Selma Lagerlöf also published important novels after the Nobel Prize, including Liljecrona’s Home in 1911 and The Emperor of Portugallia in 1914, two works in which she tells of her homeland and its people. Her last major novel project was the trilogy The Löwenskölds, published in 1925-1928, which can be read both as the story of a fateful curse and as a clairvoyant analysis of the narcissism of the central figure. A planned fourth volume was no longer produced. In her later years she wrote a three-part autobiography: Mårbacka, From my Childhood Days and Diary of Selma Ottilia Lovisa Lagerlöf, her last completed work. The autobiography is not a description of her own life in the conventional sense, but consists of stories from her childhood that serve a specific purpose: to depict the backgrounds of her literary work.

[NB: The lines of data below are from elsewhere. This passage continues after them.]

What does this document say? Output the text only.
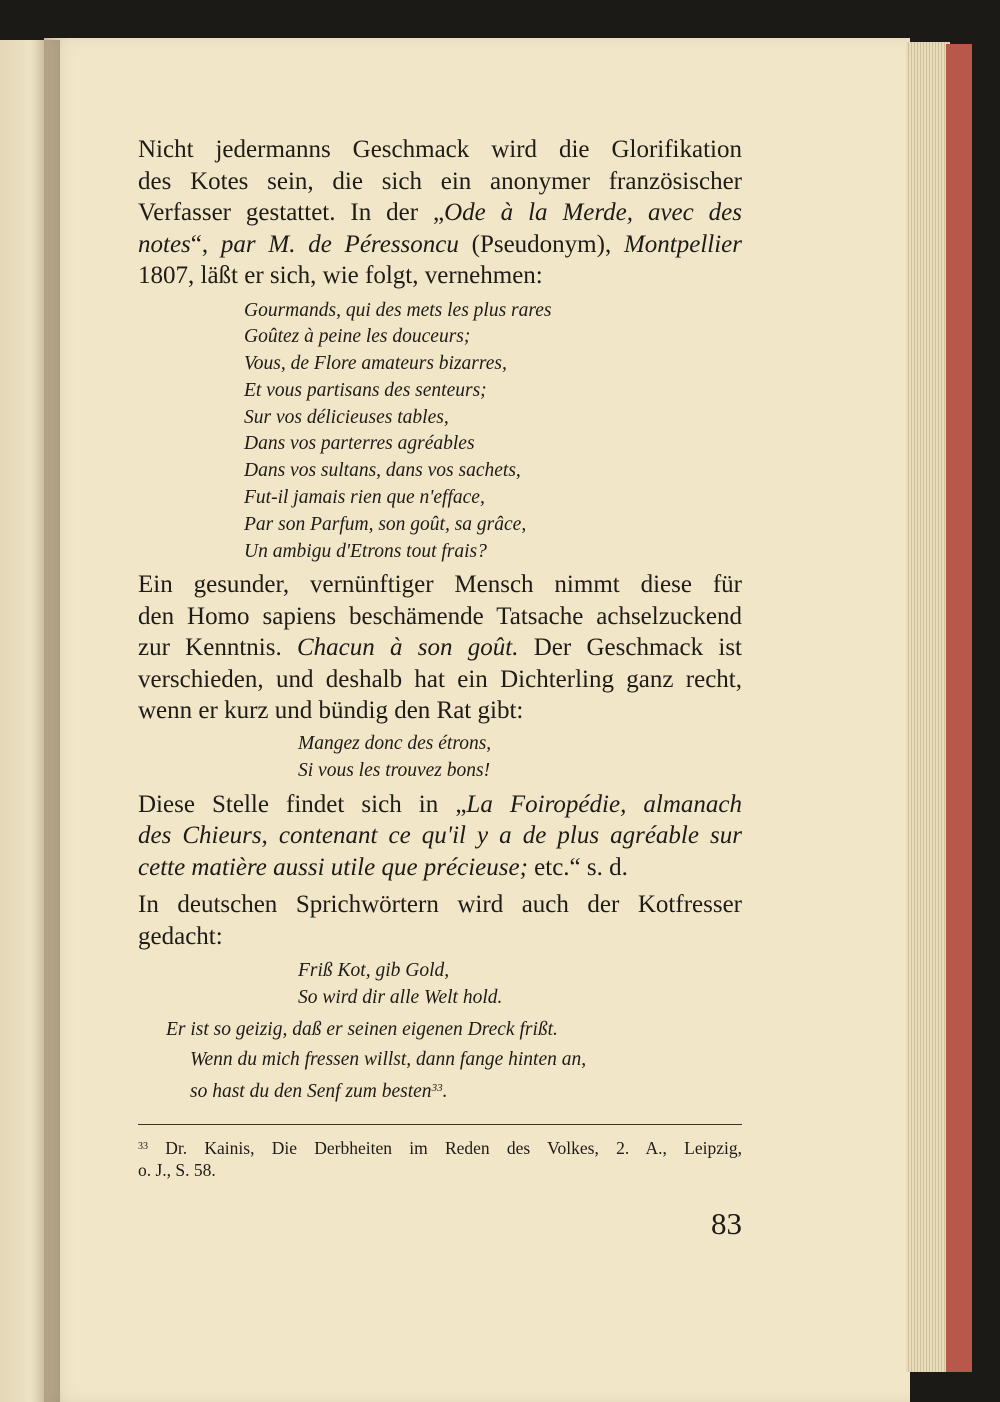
Nicht jedermanns Geschmack wird die Glorifikation
des Kotes sein, die sich ein anonymer französischer
Verfasser gestattet. In der „Ode à la Merde, avec des
notes“, par M. de Péressoncu (Pseudonym), Montpellier
1807, läßt er sich, wie folgt, vernehmen:

Gourmands, qui des mets les plus rares
Goûtez à peine les douceurs;
Vous, de Flore amateurs bizarres,
Et vous partisans des senteurs;
Sur vos délicieuses tables,
Dans vos parterres agréables
Dans vos sultans, dans vos sachets,
Fut-il jamais rien que n'efface,
Par son Parfum, son goût, sa grâce,
Un ambigu d'Etrons tout frais?

Ein gesunder, vernünftiger Mensch nimmt diese für
den Homo sapiens beschämende Tatsache achselzuckend
zur Kenntnis. Chacun à son goût. Der Geschmack ist
verschieden, und deshalb hat ein Dichterling ganz recht,
wenn er kurz und bündig den Rat gibt:

Mangez donc des étrons,
Si vous les trouvez bons!

Diese Stelle findet sich in „La Foiropédie, almanach
des Chieurs, contenant ce qu'il y a de plus agréable sur
cette matière aussi utile que précieuse; etc.“ s. d.

In deutschen Sprichwörtern wird auch der Kotfresser
gedacht:

Friß Kot, gib Gold,
So wird dir alle Welt hold.
Er ist so geizig, daß er seinen eigenen Dreck frißt.
Wenn du mich fressen willst, dann fange hinten an,
so hast du den Senf zum besten$^{33}$.
$^{33}$ Dr. Kainis, Die Derbheiten im Reden des Volkes, 2. A., Leipzig,
o. J., S. 58.
83
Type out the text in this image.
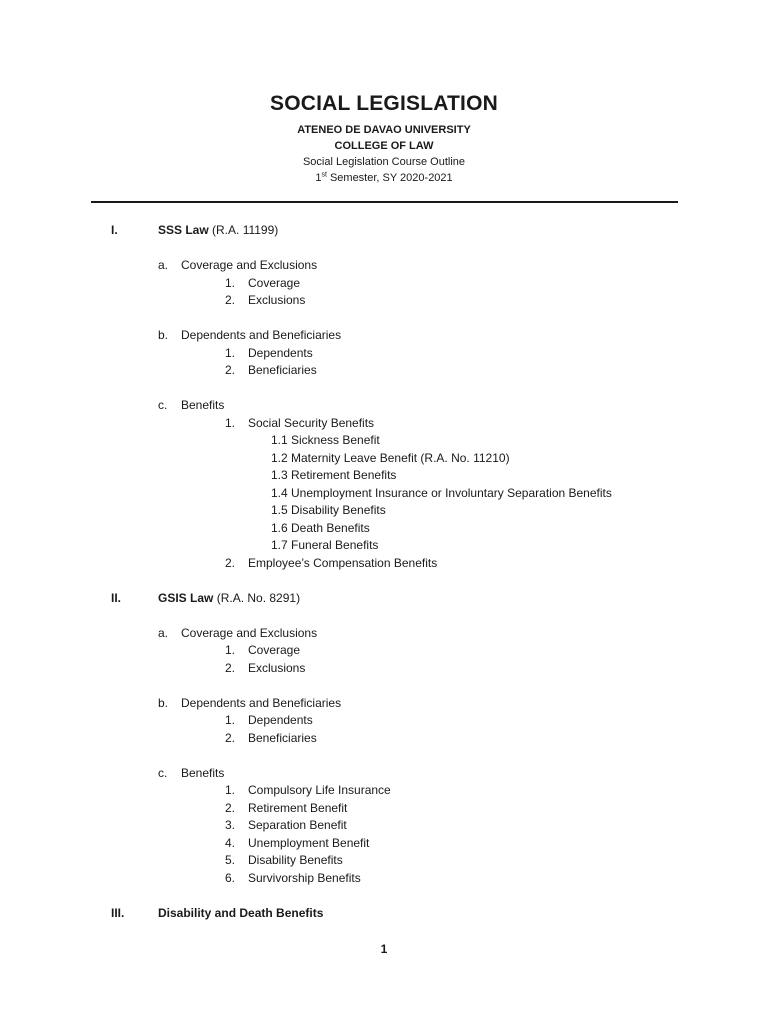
SOCIAL LEGISLATION
ATENEO DE DAVAO UNIVERSITY
COLLEGE OF LAW
Social Legislation Course Outline
1st Semester, SY 2020-2021
I.	SSS Law (R.A. 11199)
a. Coverage and Exclusions
1. Coverage
2. Exclusions
b. Dependents and Beneficiaries
1. Dependents
2. Beneficiaries
c. Benefits
1. Social Security Benefits
1.1 Sickness Benefit
1.2 Maternity Leave Benefit (R.A. No. 11210)
1.3 Retirement Benefits
1.4 Unemployment Insurance or Involuntary Separation Benefits
1.5 Disability Benefits
1.6 Death Benefits
1.7 Funeral Benefits
2. Employee’s Compensation Benefits
II.	GSIS Law (R.A. No. 8291)
a. Coverage and Exclusions
1. Coverage
2. Exclusions
b. Dependents and Beneficiaries
1. Dependents
2. Beneficiaries
c. Benefits
1. Compulsory Life Insurance
2. Retirement Benefit
3. Separation Benefit
4. Unemployment Benefit
5. Disability Benefits
6. Survivorship Benefits
III.	Disability and Death Benefits
1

Political Activities and Last Years

In 1933 Selma Lagerlöf participated in a committee to rescue Jewish refugees from Germany. In 1940 she helped the German-Jewish writer Nelly Sachs to flee to Sweden, thus saving their lives. To support Finland financially during the Winter War of 1939, Selma Lagerlöf donated her gold Nobel Prize medal. In the midst of her efforts to help the war-torn population of Finland, Selma Lagerlöf died of a stroke in her home on 16 March 1940.